Le aree protette rappresentano un obiettivo cardine dell’Agenda 2030 per lo sviluppo sostenibile e l’Università della Tuscia sta dedicando una attenzione crescente alla conservazione della natura con attività di ricerca e formazione in collaborazione con Parchi e Riserve nei diversi ambienti della penisola dal mare alla montagna” aggiunge il neoeletto rettore Stefano Ubertini.
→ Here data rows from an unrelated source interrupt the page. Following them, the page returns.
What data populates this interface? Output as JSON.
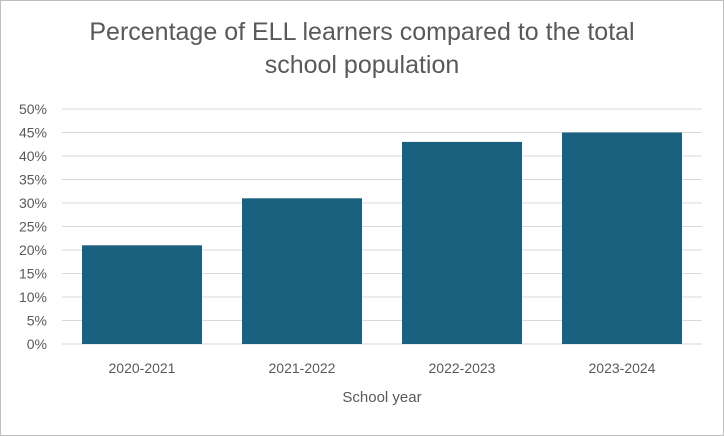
{
  "chart_data": {
    "type": "bar",
    "title": "Percentage of ELL learners compared to the total school population",
    "xlabel": "School year",
    "ylabel": "",
    "categories": [
      "2020-2021",
      "2021-2022",
      "2022-2023",
      "2023-2024"
    ],
    "values": [
      21,
      31,
      43,
      45
    ],
    "ylim": [
      0,
      50
    ],
    "yticks": [
      "0%",
      "5%",
      "10%",
      "15%",
      "20%",
      "25%",
      "30%",
      "35%",
      "40%",
      "45%",
      "50%"
    ],
    "grid": true,
    "legend": "none",
    "bar_color": "#1a6180"
  }
}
Si tratta, infatti, di concretizzare gli accordi di politiche ambientali internazionali e i parchi nazionali, in questo caso l’Aspromonte, divengono così i luoghi candidati a sperimentare le soluzioni proposte dalla biologia della conservazione per salvaguardare la biodiversità e mitigare l’impatto dei cambiamenti climatici.
La foresta demaniale dell’Alto Aspromonte, grazie alla lunga opera di tutela operata dal Corpo forestale prima e dai Carabinieri Forestali oggi, rappresenta un caso di studio di eccellenza nella conservazione della natura, tanto che questo esempio sarà divulgato nell’ambito del progetto Italian Mountain Lab.